En países asiáticos como Japón, Corea del Sur, Hong Kong, China, Tailandia y Taiwán el uso de la mascarilla es norma cultural, común entre aquellos que presentan síntomas de cualquier enfermedad respiratoria. Por ello, durante años el brote de distintas cepas de coronavirus se mantuvo bajo control en esos países. En contraste, en otras regiones una proporción importante de la población argumenta que la legislación gubernamental sobre el uso de cubrebocas infringe su libertad personal, por lo que la discusión sobre su uso en países como Estados Unidos y México ha pasado del terreno científico a un debate político, ideológico y hasta religioso.

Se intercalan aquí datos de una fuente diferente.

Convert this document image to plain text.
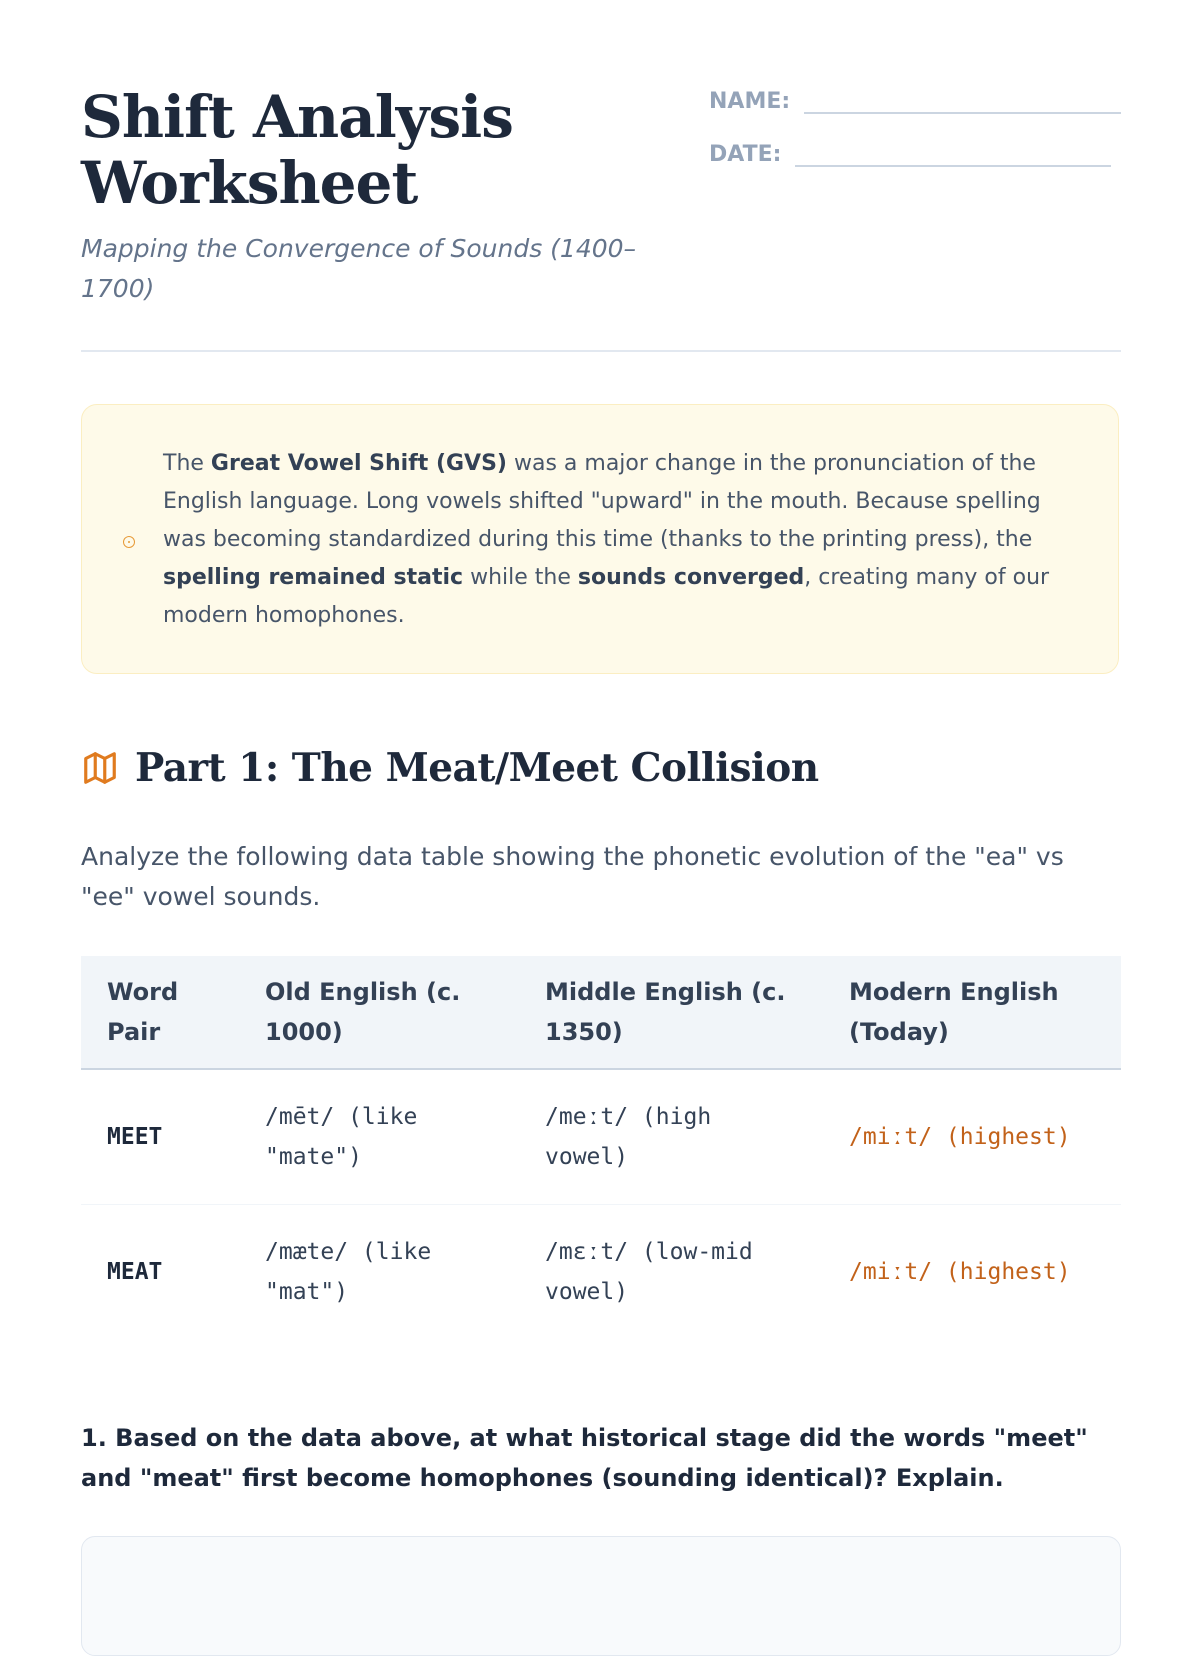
Shift Analysis Worksheet
Mapping the Convergence of Sounds (1400–1700)
NAME:
DATE:
The Great Vowel Shift (GVS) was a major change in the pronunciation of the English language. Long vowels shifted "upward" in the mouth. Because spelling was becoming standardized during this time (thanks to the printing press), the spelling remained static while the sounds converged, creating many of our modern homophones.
Part 1: The Meat/Meet Collision
Analyze the following data table showing the phonetic evolution of the "ea" vs "ee" vowel sounds.
Word Pair	Old English (c. 1000)	Middle English (c. 1350)	Modern English (Today)
MEET	/mēt/ (like "mate")	/meːt/ (high vowel)	/miːt/ (highest)
MEAT	/mæte/ (like "mat")	/mɛːt/ (low-mid vowel)	/miːt/ (highest)
1. Based on the data above, at what historical stage did the words "meet" and "meat" first become homophones (sounding identical)? Explain.
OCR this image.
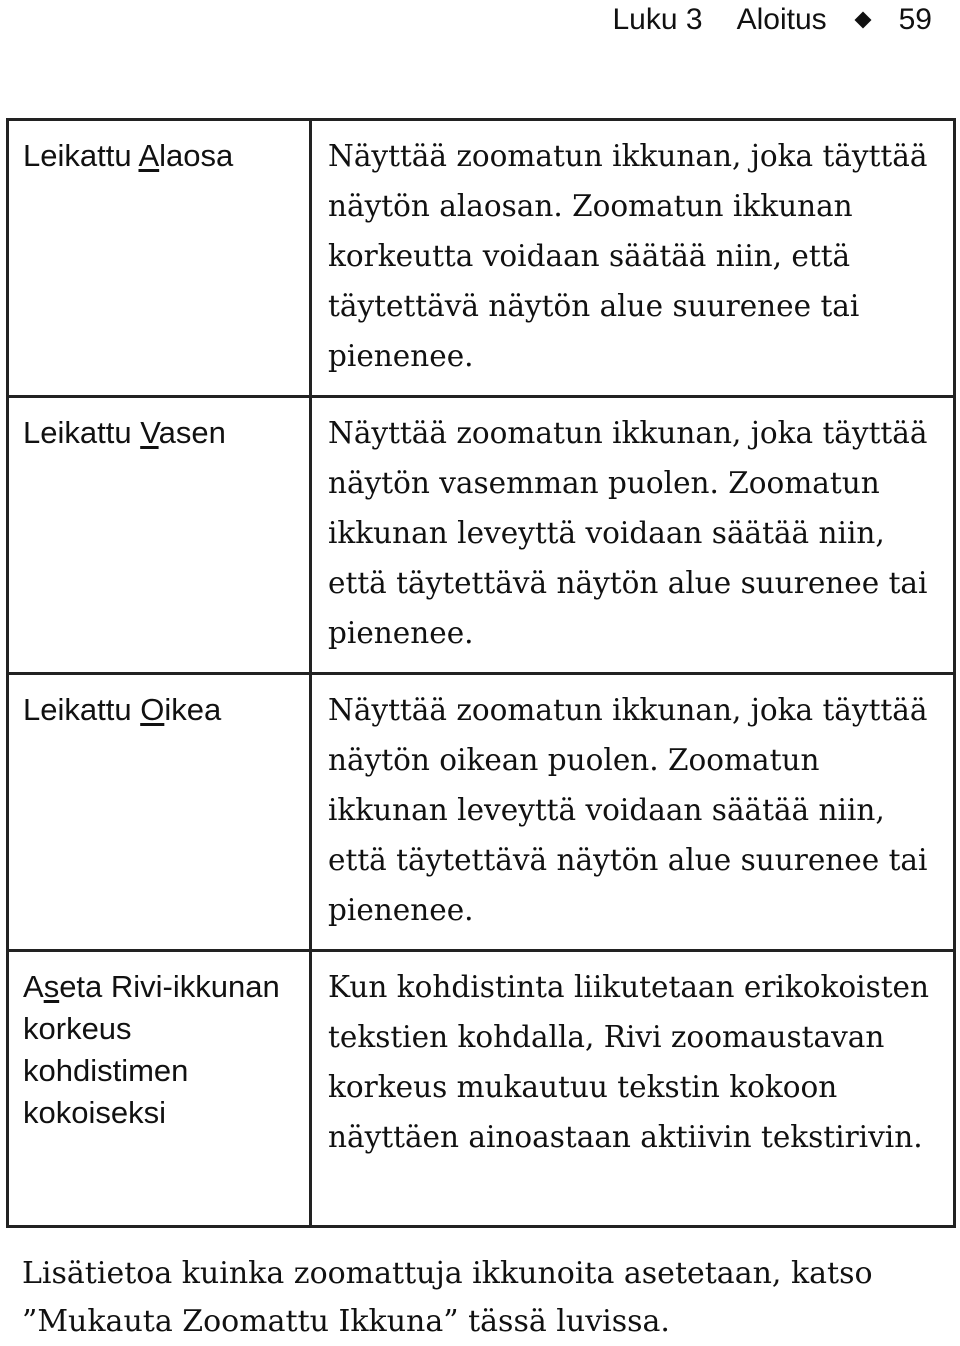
Luku 3 Aloitus 59
Leikattu Alaosa	Näyttää zoomatun ikkunan, joka täyttää näytön alaosan. Zoomatun ikkunan korkeutta voidaan säätää niin, että täytettävä näytön alue suurenee tai pienenee.
Leikattu Vasen	Näyttää zoomatun ikkunan, joka täyttää näytön vasemman puolen. Zoomatun ikkunan leveyttä voidaan säätää niin, että täytettävä näytön alue suurenee tai pienenee.
Leikattu Oikea	Näyttää zoomatun ikkunan, joka täyttää näytön oikean puolen. Zoomatun ikkunan leveyttä voidaan säätää niin, että täytettävä näytön alue suurenee tai pienenee.
Aseta Rivi-ikkunan korkeus kohdistimen kokoiseksi	Kun kohdistinta liikutetaan erikokoisten tekstien kohdalla, Rivi zoomaustavan korkeus mukautuu tekstin kokoon näyttäen ainoastaan aktiivin tekstirivin.
Lisätietoa kuinka zoomattuja ikkunoita asetetaan, katso ”Mukauta Zoomattu Ikkuna” tässä luvissa.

Así, mientras que en algunos países asiáticos el uso del cubrebocas tiene un sentido de responsabilidad colectiva, de solidaridad y de cumplimiento de la ley; en otros países, cuya cultura está más orientada hacia el individualismo –y al “valemadrismo”–, su uso representa una afrenta al pueblo.
Como si no fuera suficiente enfrentarnos al COVID-19, también nos estamos enfrentando a una batalla entre la ciencia, la ideología y el fanatismo. En pleno siglo XXI, por un lado, la humanidad busca colonizar el espacio y, por el otro, los grupos sociales se oponen a usar un pedazo de tela en la cara que puede salvar sus vidas y la de los demás, porque “interfiere con el bello sistema respiratorio que nos dio el Creador”.
Han pasado cien años desde la última gran pandemia, pero tal parece que la solidaridad y la empatía humana no se encuentran todavía a la altura de los avances de la ciencia. Ciertamente tampoco se ha avanzado mucho en la capacidad de los gobiernos para persuadir a las personas de protegerse y proteger a los demás.